Он присаживается на постель, стягивает с нее одеяло, поднимает рубашку. В то время, как он это делает, она словно в ожидании делает глубокий вдох. Он ощупывает большие пальцы ног.

ХЬЮМАН: Чувствуете что-нибудь?

СИЛЬВИЯ: Ну… не совсем.

ХЬЮМАН: Я ущипну вас за палец. Вы готовы?

СИЛЬВИЯ: Да.

Он сильно щиплет ее большой палец, она не реагирует. Он кладет ладонь на ее ногу.

ХЬЮМАН: Ваша кожа несколько холодна. У вас утратится напряжение в мускулах, если вы не будете двигаться. Потом ноги ваши постепенно станут тоньше и тоньше, будут хиреть.

СИЛЬВИЯ: (готова заплакать). Я знаю..!

ХЬЮМАН: А посмотрите, какие у вас красивые ноги, Сильвия! Боюсь, вы чувствуете себя неплохо в этом положении.

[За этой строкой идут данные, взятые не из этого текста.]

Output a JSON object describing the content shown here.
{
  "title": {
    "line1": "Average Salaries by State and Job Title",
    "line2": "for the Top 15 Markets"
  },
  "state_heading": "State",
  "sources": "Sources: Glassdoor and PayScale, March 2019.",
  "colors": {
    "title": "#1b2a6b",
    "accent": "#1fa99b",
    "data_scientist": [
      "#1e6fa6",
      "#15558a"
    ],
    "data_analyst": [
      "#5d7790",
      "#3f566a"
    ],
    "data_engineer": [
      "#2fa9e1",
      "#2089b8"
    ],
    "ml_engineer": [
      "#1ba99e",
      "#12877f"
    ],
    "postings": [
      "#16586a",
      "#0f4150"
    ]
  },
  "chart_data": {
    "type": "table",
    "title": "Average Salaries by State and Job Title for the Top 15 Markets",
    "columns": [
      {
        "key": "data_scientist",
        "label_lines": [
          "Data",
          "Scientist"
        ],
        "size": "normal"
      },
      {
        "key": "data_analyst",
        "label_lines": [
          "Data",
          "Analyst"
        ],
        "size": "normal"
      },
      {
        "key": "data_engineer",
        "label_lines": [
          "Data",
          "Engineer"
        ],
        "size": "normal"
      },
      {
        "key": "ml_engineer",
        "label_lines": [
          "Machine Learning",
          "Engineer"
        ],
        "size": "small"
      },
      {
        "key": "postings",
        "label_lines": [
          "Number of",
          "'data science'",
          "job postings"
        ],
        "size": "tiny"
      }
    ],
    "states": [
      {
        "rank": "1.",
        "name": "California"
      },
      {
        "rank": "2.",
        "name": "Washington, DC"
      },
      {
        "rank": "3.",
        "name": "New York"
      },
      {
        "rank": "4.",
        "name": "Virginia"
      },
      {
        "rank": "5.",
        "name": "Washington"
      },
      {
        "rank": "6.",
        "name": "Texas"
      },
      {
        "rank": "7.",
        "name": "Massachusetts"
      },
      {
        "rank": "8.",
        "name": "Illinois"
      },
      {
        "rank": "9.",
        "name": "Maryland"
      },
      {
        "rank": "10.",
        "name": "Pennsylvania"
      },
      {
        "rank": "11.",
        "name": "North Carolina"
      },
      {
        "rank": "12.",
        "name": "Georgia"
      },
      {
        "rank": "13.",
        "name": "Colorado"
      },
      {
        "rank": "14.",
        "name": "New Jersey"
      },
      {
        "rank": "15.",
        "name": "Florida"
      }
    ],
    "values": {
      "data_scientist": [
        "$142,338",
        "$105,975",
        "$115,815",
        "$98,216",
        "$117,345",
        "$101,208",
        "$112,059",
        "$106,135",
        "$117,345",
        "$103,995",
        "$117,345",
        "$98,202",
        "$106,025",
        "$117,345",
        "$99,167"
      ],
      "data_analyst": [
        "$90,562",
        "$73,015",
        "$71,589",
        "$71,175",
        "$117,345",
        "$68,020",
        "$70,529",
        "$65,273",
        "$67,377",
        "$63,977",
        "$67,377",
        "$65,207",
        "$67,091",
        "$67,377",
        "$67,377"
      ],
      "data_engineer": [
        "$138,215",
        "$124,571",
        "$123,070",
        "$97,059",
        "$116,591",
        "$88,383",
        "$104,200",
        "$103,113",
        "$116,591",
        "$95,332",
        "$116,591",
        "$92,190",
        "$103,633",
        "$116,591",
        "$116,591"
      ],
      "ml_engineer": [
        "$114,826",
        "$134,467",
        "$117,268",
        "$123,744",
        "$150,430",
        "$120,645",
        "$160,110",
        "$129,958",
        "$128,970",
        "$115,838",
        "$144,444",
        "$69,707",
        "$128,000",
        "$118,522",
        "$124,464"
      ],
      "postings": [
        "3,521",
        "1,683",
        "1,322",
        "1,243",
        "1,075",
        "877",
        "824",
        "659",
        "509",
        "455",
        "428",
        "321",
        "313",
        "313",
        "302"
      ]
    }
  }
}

СИЛЬВИЯ: Да нет же! Я пытаюсь двигать ими.

ХЬЮМАН: Но посмотрите-ка: сейчас уже одиннадцать часов, а вы нежитесь в постели, словно еще глубокая ночь.

СИЛЬВИЯ: Но я пыталась..! Вы уверены, что это все-таки не вирус?

ХЬЮМАН: Абсолютно уверен, Сильвия. У вас красивое крепкое тело…

СИЛЬВИЯ: Но я ничего не могу поделать, я ничего не чувствую.

Она выпрямляется, обратив лицо прямо к нему, он вроде хочет обнять ее, но встает и резко уходит, затем вновь оборачивается к ней.

ХЬЮМАН: Мне, правда, нужно найти вам кого-нибудь другого.

СИЛЬВИЯ: Почему это? Никакого другого я не хочу!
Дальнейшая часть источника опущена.